A Rome, les habitants furent troublés par des prodiges. Parmi nombre d'autres
dont la nouvelle leur fut apportée, une multitude de dauphins, aux environs
d'Aspis, en Afrique, se battirent les uns contre les autres et s'entretuèrent ;
de plus, dans ce même lieu, auprès de la ville, du sang tombé du ciel fut porté
en divers endroits par des oiseaux. Aux jeux Romains, aucun sénateur n'ayant,
ainsi que cela se pratiquait habituellement, pris part au banquet dans le
Capitole, on vit dans cette chose un présage. Celui qui survint à Livie fut pour
elle un sujet de joie; mais il inspira aux autres de la crainte : un aigle jeta
dans son sein une poule blanche portant à son bec un laurier avec son fruit. Le
présage lui sembla donc important ; elle prit soin de la poule et planta le
laurier. Or l'arbre, ayant poussé des racines, grandit au point que, dans la
suite, il suffit pour fournir longtemps aux triomphateurs; d'un autre côté,
Livie devait, elle aussi, renfermer dans son sein la puissance de César et le
dominer en tout.
53.
Le reste des citoyens à Rome fut fortement troublé par ces prodiges et par les
mutations de magistrats ; car ce n'était pas seulement les consuls et les
préteurs, mais aussi les questeurs, qui étaient, après peu de temps, remplacés
dans leurs charges. La cause, c'est que tous recherchaient les magistratures,
moins pour les exercer longtemps à l'intérieur, que pour être comptés au nombre
de ceux qui les avaient exercées, et jouir par là des honneurs et des
commandements militaires au dehors. Ainsi donc personne n'était plus élu pour un
temps fixe, mais seulement pour le temps de prendre le titre de magistrat et de
le quitter dès qu'il plaisait à ceux qui avaient le pouvoir; beaucoup même
firent l'un et l'autre le même jour.

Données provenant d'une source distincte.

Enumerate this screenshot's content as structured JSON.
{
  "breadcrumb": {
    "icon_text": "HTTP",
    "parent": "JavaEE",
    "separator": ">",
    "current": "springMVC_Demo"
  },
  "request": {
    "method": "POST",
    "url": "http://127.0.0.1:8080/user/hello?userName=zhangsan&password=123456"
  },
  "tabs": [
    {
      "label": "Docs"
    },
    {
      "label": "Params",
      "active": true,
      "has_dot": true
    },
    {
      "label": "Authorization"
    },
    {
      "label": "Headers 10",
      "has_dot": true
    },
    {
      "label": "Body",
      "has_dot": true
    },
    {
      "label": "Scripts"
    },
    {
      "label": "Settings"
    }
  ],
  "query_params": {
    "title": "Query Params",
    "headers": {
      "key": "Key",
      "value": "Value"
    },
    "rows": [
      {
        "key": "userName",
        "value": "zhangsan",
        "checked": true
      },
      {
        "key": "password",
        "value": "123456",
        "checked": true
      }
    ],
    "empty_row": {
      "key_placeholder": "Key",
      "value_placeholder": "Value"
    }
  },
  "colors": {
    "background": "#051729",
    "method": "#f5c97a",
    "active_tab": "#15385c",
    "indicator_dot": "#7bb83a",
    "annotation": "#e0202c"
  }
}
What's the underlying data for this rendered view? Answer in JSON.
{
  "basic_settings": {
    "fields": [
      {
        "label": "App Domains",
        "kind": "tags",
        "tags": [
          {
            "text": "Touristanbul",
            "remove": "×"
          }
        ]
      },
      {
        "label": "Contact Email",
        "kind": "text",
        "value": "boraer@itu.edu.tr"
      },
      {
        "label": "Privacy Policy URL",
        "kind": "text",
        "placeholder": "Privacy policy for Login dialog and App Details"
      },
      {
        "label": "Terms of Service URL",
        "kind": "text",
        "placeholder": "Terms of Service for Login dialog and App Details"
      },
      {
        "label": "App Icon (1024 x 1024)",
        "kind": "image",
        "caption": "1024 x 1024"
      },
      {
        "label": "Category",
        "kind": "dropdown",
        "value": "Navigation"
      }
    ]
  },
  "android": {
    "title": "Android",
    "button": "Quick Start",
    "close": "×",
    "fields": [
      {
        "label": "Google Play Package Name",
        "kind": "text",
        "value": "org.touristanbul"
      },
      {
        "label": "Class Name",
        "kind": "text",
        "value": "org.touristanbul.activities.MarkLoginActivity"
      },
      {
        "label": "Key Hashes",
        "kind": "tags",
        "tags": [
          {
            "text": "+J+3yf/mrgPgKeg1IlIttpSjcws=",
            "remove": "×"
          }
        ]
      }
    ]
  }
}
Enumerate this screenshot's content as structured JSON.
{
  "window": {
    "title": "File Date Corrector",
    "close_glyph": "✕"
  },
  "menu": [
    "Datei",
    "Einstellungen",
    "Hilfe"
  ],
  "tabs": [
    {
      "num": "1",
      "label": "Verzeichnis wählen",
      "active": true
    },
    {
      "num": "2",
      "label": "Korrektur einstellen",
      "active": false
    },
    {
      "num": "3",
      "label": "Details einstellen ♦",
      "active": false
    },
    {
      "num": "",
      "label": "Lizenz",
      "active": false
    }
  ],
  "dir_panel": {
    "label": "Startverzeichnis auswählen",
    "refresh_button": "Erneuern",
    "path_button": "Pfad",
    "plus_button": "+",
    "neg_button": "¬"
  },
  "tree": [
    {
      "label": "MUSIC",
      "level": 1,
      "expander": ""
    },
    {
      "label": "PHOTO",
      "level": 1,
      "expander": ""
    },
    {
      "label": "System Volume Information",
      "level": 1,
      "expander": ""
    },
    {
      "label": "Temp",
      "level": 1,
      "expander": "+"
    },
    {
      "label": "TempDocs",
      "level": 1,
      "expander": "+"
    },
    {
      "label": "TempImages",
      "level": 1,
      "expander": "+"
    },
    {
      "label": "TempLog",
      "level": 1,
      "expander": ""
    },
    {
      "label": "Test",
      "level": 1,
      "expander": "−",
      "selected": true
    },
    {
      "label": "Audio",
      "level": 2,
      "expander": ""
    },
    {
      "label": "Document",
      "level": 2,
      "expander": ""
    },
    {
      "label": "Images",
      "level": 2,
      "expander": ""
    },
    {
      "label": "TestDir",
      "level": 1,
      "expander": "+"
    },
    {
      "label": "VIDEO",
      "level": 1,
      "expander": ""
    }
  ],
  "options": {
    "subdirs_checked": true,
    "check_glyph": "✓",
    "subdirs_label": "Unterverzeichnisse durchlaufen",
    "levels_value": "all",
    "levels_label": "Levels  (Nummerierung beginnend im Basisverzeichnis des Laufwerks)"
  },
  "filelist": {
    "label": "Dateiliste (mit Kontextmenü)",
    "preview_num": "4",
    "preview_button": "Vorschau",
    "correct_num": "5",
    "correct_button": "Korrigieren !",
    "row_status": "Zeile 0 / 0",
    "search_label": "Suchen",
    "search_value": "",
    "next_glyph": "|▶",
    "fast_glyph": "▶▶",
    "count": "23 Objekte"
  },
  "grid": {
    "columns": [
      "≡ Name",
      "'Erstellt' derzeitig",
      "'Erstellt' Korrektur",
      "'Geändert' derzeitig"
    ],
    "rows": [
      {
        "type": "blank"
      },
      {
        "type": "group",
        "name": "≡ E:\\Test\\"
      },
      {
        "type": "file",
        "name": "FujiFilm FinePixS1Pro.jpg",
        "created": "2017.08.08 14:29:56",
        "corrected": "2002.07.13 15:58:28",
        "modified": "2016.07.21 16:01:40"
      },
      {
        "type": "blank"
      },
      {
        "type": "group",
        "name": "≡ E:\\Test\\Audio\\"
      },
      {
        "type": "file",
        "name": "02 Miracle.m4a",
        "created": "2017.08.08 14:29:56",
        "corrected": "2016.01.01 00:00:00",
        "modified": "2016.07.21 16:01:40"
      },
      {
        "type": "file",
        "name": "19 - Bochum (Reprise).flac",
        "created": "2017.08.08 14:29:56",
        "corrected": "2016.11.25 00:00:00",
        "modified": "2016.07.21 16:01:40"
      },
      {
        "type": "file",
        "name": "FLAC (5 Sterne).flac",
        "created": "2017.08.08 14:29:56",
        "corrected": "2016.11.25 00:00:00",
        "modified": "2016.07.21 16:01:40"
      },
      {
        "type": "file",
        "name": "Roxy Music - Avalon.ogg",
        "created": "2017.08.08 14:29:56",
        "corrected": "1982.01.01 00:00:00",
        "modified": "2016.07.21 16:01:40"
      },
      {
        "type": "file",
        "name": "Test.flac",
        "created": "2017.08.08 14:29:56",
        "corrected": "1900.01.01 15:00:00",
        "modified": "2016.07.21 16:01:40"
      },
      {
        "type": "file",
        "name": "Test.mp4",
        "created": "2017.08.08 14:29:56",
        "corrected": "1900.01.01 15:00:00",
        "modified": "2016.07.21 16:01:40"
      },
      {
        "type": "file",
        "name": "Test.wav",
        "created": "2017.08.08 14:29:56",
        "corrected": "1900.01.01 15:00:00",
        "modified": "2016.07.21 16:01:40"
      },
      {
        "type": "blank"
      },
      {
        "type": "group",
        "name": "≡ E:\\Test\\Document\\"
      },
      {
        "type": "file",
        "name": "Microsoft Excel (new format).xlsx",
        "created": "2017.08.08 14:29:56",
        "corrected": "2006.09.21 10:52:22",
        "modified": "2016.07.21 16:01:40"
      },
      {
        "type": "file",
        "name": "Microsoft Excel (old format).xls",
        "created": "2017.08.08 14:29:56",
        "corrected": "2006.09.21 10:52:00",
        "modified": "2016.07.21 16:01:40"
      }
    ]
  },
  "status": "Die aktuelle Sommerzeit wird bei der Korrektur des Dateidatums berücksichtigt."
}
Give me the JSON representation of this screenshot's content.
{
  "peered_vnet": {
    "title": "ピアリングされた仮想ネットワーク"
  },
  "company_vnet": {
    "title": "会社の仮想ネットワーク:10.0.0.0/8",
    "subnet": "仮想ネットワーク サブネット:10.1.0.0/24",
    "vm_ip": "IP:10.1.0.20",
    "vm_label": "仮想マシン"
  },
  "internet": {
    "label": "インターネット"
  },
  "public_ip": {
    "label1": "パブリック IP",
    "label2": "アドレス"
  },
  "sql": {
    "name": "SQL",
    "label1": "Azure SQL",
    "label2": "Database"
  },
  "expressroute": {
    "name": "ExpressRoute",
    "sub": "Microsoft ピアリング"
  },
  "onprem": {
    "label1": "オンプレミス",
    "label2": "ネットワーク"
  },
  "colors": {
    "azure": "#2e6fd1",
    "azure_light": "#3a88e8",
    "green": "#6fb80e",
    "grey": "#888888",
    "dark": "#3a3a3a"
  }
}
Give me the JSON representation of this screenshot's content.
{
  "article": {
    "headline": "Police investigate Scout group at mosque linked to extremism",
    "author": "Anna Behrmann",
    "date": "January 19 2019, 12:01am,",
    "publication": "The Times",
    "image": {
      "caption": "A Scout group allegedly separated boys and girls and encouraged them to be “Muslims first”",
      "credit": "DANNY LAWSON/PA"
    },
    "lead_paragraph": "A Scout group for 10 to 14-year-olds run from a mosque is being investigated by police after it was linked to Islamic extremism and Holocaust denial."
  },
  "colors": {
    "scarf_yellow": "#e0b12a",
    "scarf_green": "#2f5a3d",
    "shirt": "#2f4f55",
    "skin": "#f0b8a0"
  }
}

Il y en eut aussi qui, par pauvreté,
abandonnèrent leurs charges; je ne parle pas de ceux qui, étant alors avec
Sextus, furent flétris par une sorte de condamnation. Un certain M. Oppius
voulant, par suite de sa pauvreté (ils avaient été, lui et son père, au nombre
des proscrits), renoncer à l'édilité, les plébéiens ne le lui permirent pas et
lui fournirent, par une contribution, l'argent nécessaire pour tous les besoins
de la vie et pour les dépenses de sa charge. La tradition ajoute que des hommes
de mauvaise vie, étant entrés sur le théâtre le masque sur la figure , comme
s'ils remplissaient un rôle, apportèrent de l'argent pour leur part à la
contribution. Tel fut l'amour de la multitude pour Oppius, tant qu'il vécut; à
sa mort, qui arriva peu de temps après, elle le transporta dans le champ de
Mars, l'y brûla et l'y enterra. Le sénat, irrité de toutes ces marques
d'attachement prodiguées par les plébéiens à Oppius, fit, d'après l'avis des
pontifes, enlever ses os comme déposés contrairement à la religion dans un lieu
consacré, bien qu'il eût précédemment, comme il le fit plus tard, accordé cette
sépulture à d'autres citoyens.
54.
Dans ce même temps, Antoine revint de Syrie, sous prétexte que l'échec de César
le décidait à coopérer à la guerre contre Sextus. Cependant, au lieu de rester
auprès de son allié, et comme s'il fût venu plutôt pour le surveiller que pour
lui prêter son concours, il lui donna quelques vaisseaux, promit de lui en
envoyer d'autres encore, en échange desquels il reçut des légions; puis il
partit, comme pour marcher contre les Parthes. Avant qu'Antoine mît à la voile,
les deux rivaux s'adressèrent, par l'intermédiaire de leurs amis d'abord, et
ensuite eux-mêmes en personnes, de mutuelles accusations; mais, ne se croyant
pas encore le loisir de se faire la guerre, ils consentirent à une sorte de
réconciliation ménagée surtout par Octavie. Afin de s'enchaîner par des liens de
parenté plus nombreux, César fiança sa fille à Antyllus, fils d'Antoine, et
celui-ci fiança à Domitius, bien qu'il fût un des meurtriers de César et mis au
nombre des proscrits, la fille qui lui était née d'Octavie. Tout cela, de part
et d'autre, n'était que feinte; ils ne devaient tenir aucun de leurs
engagements, ce n'était qu'un rôle qu'ils jouaient pour le besoin de leurs
affaires présentes. Ainsi Antoine renvoya immédiatement de Corcyre en Italie
Octavie elle-même, en apparence pour ne pas l'exposer aux dangers qu'il allait
courir dans sa guerre contre les Parthes. Telle fut néanmoins la conduite qu'ils
tinrent dans le moment; de plus, ils destituèrent Sextus du sacerdoce et en même
temps du consulat auquel il avait été nommé, et se prorogèrent à eux-mêmes le
pouvoir pour cinq autres nouvelles années, les précédentes étant expirées. Après
cela, Antoine se dirigea en hâte vers la Syrie, et César commença la guerre.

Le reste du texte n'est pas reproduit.